O ópio do excepcionalismo nos EUA
Um nacionalismo nocivo e tipicamente norte-americano
Por SCOTT SHANE
Imagine um candidato à Presidência que falasse abertamente sobre os problemas norte-americanos e por que o país está ficando para trás no cenário mundial.
Esse candidato mítico poderia prometer reverter as péssimas estatísticas de pobreza infantil, declarando ser um ultraje que, entre os 35 países economicamente mais avançados, os EUA estejam em 34° lugar, à frente apenas da Romênia. Poderia citar também que os EUA ocupam apenas a 28a colocação em termos do percentual de crianças de quatro anos matriculadas na pré-escola. Ou mencionar a mortalidade infantil, quesito em que os EUA são superados por 48 países e territórios. Ou ainda mostrar que, ao contrário da fervorosa crença popular, os EUA estão atrás da maior parte da Europa, Austrália e Canadá em mobilidade social.

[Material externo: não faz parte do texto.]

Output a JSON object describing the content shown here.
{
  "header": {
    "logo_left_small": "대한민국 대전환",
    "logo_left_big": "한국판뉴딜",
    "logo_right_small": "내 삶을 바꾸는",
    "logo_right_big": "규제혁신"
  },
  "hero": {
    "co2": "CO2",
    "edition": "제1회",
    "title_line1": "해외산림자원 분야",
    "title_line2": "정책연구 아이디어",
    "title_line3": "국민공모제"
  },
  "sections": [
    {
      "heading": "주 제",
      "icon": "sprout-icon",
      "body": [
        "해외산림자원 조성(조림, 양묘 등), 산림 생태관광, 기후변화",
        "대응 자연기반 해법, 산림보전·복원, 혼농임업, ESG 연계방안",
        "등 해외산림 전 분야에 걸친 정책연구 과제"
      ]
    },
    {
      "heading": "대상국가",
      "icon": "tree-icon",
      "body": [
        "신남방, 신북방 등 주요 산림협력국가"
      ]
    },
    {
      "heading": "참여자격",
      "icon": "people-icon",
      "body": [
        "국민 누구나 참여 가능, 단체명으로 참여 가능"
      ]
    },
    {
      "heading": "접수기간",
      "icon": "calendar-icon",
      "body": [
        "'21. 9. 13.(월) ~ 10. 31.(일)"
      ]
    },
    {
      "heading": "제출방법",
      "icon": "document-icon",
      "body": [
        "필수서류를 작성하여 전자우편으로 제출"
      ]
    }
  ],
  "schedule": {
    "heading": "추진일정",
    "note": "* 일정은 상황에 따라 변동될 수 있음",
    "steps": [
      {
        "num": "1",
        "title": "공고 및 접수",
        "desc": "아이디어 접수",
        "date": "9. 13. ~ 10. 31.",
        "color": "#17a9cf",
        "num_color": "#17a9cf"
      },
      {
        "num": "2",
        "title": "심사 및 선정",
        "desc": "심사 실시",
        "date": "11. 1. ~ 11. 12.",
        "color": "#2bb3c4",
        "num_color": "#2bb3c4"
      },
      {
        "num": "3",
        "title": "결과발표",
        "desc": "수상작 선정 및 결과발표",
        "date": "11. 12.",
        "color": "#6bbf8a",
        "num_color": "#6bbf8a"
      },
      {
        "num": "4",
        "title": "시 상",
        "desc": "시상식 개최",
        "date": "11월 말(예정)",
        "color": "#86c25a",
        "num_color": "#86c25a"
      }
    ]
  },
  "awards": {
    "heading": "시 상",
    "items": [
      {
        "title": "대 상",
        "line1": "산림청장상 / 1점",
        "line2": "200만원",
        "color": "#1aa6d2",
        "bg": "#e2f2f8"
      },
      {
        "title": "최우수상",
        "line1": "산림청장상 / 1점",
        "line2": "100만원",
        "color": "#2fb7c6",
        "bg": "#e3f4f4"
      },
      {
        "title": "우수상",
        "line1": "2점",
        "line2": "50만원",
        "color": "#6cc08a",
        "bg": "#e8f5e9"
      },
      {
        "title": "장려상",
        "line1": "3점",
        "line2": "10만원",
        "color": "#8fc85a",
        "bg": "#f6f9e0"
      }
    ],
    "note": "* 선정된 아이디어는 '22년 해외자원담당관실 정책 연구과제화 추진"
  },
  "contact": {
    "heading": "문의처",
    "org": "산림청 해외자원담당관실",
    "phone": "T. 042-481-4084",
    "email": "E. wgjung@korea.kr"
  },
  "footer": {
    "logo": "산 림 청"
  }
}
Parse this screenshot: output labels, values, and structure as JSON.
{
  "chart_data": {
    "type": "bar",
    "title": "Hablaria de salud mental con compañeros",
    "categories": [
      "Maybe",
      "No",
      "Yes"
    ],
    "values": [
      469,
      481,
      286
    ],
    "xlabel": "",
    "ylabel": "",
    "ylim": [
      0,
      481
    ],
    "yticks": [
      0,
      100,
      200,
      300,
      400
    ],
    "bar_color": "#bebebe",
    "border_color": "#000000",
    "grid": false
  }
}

O candidato poderia tentar agitar a plateia invertendo uma frase familiar em campanhas: os EUA, declararia ele, de fato são o Número Um: em prender seus cidadãos, com um índice de encarceramento bem superior ao de Rússia, Cuba, Irã e China, em obesidade, quesito no qual esmaga facilmente o México, segundo colocado, e em uso energético per capita, com o dobro do consumo dos alemães.
Tal candidato é praticamente inimaginável na cultura política dos EUA. Os norte-americanos exigem constantes garantias de que seu país, seus feitos e seus valores são extraordinários.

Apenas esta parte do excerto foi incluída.